Turning on the sink faucet and giving your child a cup of water while he’s on the potty is a simple tip to help him go.

Make a big production out of putting on his new big boy underpants. Keep in mind that there will almost certainly be several accidents on the first day of toilet training. Prepare yourself and don’t be upset. Be gentle with your small child because this entire process is new to him.

One of my friends let her kids run around the house in only a t-shirt while toilet training. She claims that being nude appeared to help them control their impulses better. We wore underwear, but if you want to go completely nude, go for it.

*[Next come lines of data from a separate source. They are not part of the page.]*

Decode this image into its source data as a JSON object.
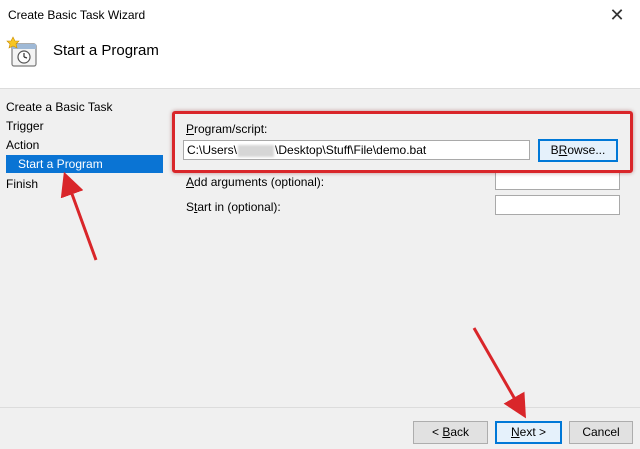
{
  "window": {
    "title": "Create Basic Task Wizard",
    "close_glyph": "✕"
  },
  "header": {
    "title": "Start a Program",
    "icon": "task-clock-icon"
  },
  "sidebar": {
    "items": [
      {
        "label": "Create a Basic Task",
        "active": false
      },
      {
        "label": "Trigger",
        "active": false
      },
      {
        "label": "Action",
        "active": false
      },
      {
        "label": "Start a Program",
        "active": true
      },
      {
        "label": "Finish",
        "active": false
      }
    ]
  },
  "form": {
    "program_label_pre": "",
    "program_label_u": "P",
    "program_label_post": "rogram/script:",
    "program_value_pre": "C:\\Users\\",
    "program_value_post": "\\Desktop\\Stuff\\File\\demo.bat",
    "browse_u": "R",
    "browse_pre": "B",
    "browse_post": "owse...",
    "args_label_u": "A",
    "args_label_post": "dd arguments (optional):",
    "args_value": "",
    "startin_label_pre": "S",
    "startin_label_u": "t",
    "startin_label_post": "art in (optional):",
    "startin_value": ""
  },
  "footer": {
    "back_pre": "< ",
    "back_u": "B",
    "back_post": "ack",
    "next_u": "N",
    "next_post": "ext >",
    "cancel_label": "Cancel"
  },
  "annotations": {
    "highlight_color": "#d9262a",
    "arrow_color": "#d9262a"
  }
}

Every 20-30 minutes, take your kid to the potty. Continue to be with him, read to him, and urge him to go. Make a huge deal out of it and rejoice if you detect even a little stuff in the potty!

I danced, clapped my hands, and sang a song about my child going potty that I made up on the spot. That section was a hit with all of my kids. They were delighted to see Mama so happy.

Treats And Rewards

You have the option of rewarding him once he leaves. After each successful toilet break, my kids place stickers on a blank sheet of colourful paper. They enjoyed choosing which sticker to use and applying it. Stickers on paper provide a visible representation of development, which may be encouraging for the mom.

My singing was the finest reward for all of my children. I made up songs with them as the protagonist. They would always smile and clap their hands in delight while I sang and danced.

Navigating Naps And Potty Training

Put your youngster on the potty before putting him down for a nap. Remember that the objective is to remove the diaper permanently, so don’t put it on him out of habit. We’re working hard to ensure that our toilet training goes well.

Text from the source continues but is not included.